Apple’s Lawsuit: Who Is Being Accused and Of What
Apple filed a 41-page lawsuit in the United States District Court for the Northern District of California, accusing OpenAI and two former employees of stealing trade secrets about unreleased products and hardware processes. The suit names OpenAI, its hardware chief Tang Tan, and former Apple engineer Chang Liu as defendants. Apple says these insiders took confidential information about device designs, metal finishing techniques, and manufacturing methods to help OpenAI build its own artificial intelligence hardware.
According to the complaint, Apple believes this was not one-off wrongdoing but a “coordinated pattern of misconduct at an institutional level.” The filing says OpenAI and its partners acted “in concert” as an enterprise, using Apple’s secrets to speed up their move into consumer devices. Apple claims more than 400 former Apple employees now work at OpenAI, and that some were guided in ways that broke Apple’s rules to benefit their new employer’s hardware plans.
How Apple Says the Secrets Were Taken
The lawsuit describes specific steps that Apple claims were used to pull secrets out of the company. Apple says Tang Tan, once a vice president of product design at Apple and now OpenAI’s hardware chief, told job candidates still working at Apple to bring “actual parts” from Apple devices to interviews for “show and tell” sessions. Apple alleges these meetings were used to ask detailed questions about unreleased products, internal components, and protected design choices.
Apple also accuses Chang Liu of stealing an Apple-owned laptop and downloading confidential hardware files before leaving the company. Court documents say those files held deep technical data on engineering work, proprietary designs, and future project plans. Apple claims OpenAI coached departing Apple employees on how to dodge exit security checks, including steps meant to catch extra files or devices leaving company property. In Apple’s telling, this was part of a larger campaign to bypass rules that protect trade secrets.
OpenAI’s Response and What Is at Stake
OpenAI has publicly denied that it wants or needs other companies’ trade secrets, saying it is focused on building its own technology. The company has not yet laid out a full legal answer in court, but its early statements suggest it will argue that normal hiring and employee movement are being painted as theft by a rival worried about competition. Until the case is decided, these claims remain allegations, and no judge or jury has ruled on the facts.
Trade secret cases like this carry very high stakes for both sides because damages under the federal Defend Trade Secrets Act can reach tens or hundreds of millions of dollars, depending on proven harm. Legal experts note that modern trade secret trials are fact-heavy and time-sensitive, often shaping how whole industries share information and hire talent. If Apple wins a strong injunction, OpenAI could be forced to redesign planned hardware without any input linked to Apple’s internal data.

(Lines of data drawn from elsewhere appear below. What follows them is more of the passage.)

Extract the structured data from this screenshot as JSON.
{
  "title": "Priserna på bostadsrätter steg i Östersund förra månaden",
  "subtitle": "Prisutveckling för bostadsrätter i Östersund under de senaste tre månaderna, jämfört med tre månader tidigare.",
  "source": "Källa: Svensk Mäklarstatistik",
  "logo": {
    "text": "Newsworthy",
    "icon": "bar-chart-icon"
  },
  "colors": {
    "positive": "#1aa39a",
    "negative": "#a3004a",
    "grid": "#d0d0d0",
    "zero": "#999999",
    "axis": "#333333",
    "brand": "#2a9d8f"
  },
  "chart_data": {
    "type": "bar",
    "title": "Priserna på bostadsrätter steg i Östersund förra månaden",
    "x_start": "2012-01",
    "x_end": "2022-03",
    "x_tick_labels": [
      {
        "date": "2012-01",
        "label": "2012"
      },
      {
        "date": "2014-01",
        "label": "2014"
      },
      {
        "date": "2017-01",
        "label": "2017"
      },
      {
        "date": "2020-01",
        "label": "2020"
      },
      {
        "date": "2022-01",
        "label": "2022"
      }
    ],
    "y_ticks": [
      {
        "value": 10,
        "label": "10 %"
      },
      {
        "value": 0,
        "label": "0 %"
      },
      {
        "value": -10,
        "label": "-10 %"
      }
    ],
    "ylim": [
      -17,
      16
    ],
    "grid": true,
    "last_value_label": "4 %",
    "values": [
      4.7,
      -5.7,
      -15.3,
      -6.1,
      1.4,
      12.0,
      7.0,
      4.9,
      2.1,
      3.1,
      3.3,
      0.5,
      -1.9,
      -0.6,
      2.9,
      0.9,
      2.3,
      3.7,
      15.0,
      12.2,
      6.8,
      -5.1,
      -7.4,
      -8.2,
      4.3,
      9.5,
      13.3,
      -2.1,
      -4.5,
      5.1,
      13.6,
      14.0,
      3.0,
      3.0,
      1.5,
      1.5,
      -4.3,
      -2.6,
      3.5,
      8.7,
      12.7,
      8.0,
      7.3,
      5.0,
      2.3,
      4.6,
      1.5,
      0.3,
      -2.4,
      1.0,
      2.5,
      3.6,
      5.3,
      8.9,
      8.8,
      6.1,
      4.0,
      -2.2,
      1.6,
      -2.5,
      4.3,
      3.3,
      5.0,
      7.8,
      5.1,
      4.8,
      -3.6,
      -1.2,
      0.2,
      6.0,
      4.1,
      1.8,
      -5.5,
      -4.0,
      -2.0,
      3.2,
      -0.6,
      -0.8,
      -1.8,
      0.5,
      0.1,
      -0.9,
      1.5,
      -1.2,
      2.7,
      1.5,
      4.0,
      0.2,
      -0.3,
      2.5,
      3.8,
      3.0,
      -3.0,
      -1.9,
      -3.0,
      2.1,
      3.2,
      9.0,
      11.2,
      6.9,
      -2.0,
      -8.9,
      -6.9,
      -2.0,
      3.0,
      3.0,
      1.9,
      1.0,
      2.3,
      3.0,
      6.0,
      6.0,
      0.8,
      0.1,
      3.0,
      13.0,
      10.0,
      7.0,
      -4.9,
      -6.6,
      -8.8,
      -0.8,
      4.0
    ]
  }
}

Why This Fight Matters Beyond Silicon Valley
This lawsuit lands in a time when many Americans on the right and left already feel that big companies and government insiders play by their own set of rules. The case raises a simple question: when powerful tech firms chase the next trillion-dollar market, do they respect other people’s work, or just grab it if they can? Apple’s filing suggests that even giants fear their crown jewels can walk out the door with employees.
Apple is an explosive, high-stakes legal battle. Apple has filed a massive 40-page trade secret lawsuit against OpenAI, alleging a systematic corporate effort to poach over 400 employees and illicitly siphon hardware secrets to jumpstart OpenAI's https://t.co/TrSqgETq2R
— Nam H Nguyen (@namhnguyen365) July 12, 2026
There has been a sharp rise in trade secret litigation in high-tech fields as artificial intelligence companies move from software into hardware devices. Reports on recent cases show courts awarding massive damages when companies prove that competitors used stolen information to jump ahead. For everyday workers who feel stuck and overregulated while elites cut corners, this clash between Apple and OpenAI may look like more proof that the rules only bite when one powerful player drags another into court.